Hope other Congress leaders come forward similarly (like ND Tiwari) & accept their scams which they have fathered. — A netizen’s comment
I don’t shed tears so easily, not even of the crocodilian kind, but this time I just couldn’t hold them back. It happened while I was reading the story about Congress stalwart ND Tiwari finally naming his son Rohit Shekhar as his political heir. If this emotional drama doesn’t make your heart bleed, then you surely need a stent to clear all those blocked arteries.
Mind you, this isn’t one of those predictable chapters of Indian dynastic politics where the doting father blindly believes that his son is actually his flesh-and-blood product and hands everything to him on a golden platter. In this Mughal-e-Azam-style clash, Tiwari made Rohit fight a long, hard battle to prove that he was the rightful claimant to his father’s rich legacy. The former Uttar Pradesh and Uttarakhand CM even thumbed his nose at the court before finally agreeing to a DNA test – which settled the ‘issue’ beyond any doubt.
In the process, he has busted a few common beliefs about our politicians.
Belief 1: When it comes to sexual firepower, our netas are as good as a snail in a 100-metre race. Now a near nonagenarian, Tiwari was in his fifties when he fathered Rohit. That shows he was as active in the extra-marital bed as he was in the hotbed of politics.
More recently, he had to quit as Andhra Pradesh governor in 2009 after a Telugu channel aired a video allegedly showing him in bed with three women at his Raj Bhawan residence. True to form, he kicked up a row last year when he ‘forcibly’ danced with the female host of a cultural event, which was organised to remember sacrifices of martyrs (may their souls RIP). For the latest on his libido, one would have to conduct a potency test or wait for 20 years for a ‘new son’ to stake his claim.
Belief 2: Our politicians die but never retire. Here again, ND has proved the pundits wrong. The veteran feels he is a bit old now for another crack at the Lok Sabha elections, so he wants his new-found son to contest in his place. Cynics say that Tiwari is merely trying out artificial respiration to revive his dormant political career. So what? Anything is justified for the beautiful constituency he has represented – Nainital (which I’ve visited both with and without my wife). Of course, he will seek the sympathy vote, projecting himself as the victim of the ‘crafty relatives’ who kept him away from his dear son all these years.
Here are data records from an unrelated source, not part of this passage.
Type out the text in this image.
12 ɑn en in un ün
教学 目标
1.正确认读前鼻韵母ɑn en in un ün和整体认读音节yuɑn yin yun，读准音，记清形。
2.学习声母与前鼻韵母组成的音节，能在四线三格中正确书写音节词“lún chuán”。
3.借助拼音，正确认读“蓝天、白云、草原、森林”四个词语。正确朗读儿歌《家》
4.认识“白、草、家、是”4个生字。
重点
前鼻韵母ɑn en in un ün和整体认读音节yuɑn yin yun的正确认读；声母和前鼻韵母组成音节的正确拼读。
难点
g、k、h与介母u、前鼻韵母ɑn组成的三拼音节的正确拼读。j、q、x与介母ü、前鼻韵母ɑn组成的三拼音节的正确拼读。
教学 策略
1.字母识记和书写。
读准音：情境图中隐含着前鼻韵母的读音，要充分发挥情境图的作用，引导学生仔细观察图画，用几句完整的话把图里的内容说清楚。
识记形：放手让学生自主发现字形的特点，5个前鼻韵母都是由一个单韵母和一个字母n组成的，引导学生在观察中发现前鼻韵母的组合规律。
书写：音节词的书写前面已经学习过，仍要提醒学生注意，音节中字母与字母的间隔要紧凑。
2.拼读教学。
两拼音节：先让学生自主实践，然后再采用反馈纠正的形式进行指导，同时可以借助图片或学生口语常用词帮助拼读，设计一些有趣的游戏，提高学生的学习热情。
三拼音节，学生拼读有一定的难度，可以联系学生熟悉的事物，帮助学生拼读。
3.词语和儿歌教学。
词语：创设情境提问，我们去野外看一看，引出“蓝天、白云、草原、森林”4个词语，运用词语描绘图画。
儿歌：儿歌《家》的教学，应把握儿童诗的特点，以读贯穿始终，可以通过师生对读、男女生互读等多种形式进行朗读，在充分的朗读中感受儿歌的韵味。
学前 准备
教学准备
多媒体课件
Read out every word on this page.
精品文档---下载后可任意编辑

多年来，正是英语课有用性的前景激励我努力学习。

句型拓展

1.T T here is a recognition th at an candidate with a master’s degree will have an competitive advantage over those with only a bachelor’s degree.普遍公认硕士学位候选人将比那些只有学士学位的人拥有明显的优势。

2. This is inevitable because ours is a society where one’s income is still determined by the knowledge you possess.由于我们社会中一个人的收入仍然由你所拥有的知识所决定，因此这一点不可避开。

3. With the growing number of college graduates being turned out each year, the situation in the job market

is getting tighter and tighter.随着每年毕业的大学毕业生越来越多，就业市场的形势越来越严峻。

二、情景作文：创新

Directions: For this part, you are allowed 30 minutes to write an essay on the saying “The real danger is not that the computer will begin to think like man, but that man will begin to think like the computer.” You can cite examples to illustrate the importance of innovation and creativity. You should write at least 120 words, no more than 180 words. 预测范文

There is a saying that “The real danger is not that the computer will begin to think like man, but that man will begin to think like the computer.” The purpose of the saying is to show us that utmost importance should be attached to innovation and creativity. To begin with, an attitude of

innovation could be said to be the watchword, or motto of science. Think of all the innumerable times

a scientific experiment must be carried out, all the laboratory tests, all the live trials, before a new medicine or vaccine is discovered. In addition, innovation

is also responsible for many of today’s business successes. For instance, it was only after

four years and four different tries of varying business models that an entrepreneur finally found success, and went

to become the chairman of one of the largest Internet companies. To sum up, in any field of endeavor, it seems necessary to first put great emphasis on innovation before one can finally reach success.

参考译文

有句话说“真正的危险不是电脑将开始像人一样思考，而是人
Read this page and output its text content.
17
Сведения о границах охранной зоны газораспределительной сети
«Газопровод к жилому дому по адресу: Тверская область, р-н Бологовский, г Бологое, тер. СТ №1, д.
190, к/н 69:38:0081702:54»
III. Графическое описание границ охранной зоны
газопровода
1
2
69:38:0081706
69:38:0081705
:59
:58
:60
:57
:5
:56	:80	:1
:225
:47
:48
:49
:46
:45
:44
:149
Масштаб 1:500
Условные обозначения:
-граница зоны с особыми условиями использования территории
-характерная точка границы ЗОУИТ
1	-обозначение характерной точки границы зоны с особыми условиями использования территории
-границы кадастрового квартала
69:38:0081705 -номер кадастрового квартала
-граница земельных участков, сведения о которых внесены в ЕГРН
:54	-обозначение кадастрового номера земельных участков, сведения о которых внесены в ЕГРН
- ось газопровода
Belief 3: In politics, they say, never trust anybody, not even your own father. By that logic, Tiwari might disown Rohit in case the latter contests and loses the elections. But the aged warhorse won’t commit such harakiri, for he has seen his only (?) son’s dogged determination and can’t risk another paternity panga.
Whatever may be the poll outcome, Mr Tiwari, there’s no doubt that you are the only one we have who can hold his own against the Italian stallions and French Casanovas of the political world. Keep it up as long as you can. Indian politics would be left with a big hole once you are no longer alive and kicking. Hats off to you, sir. And pants too.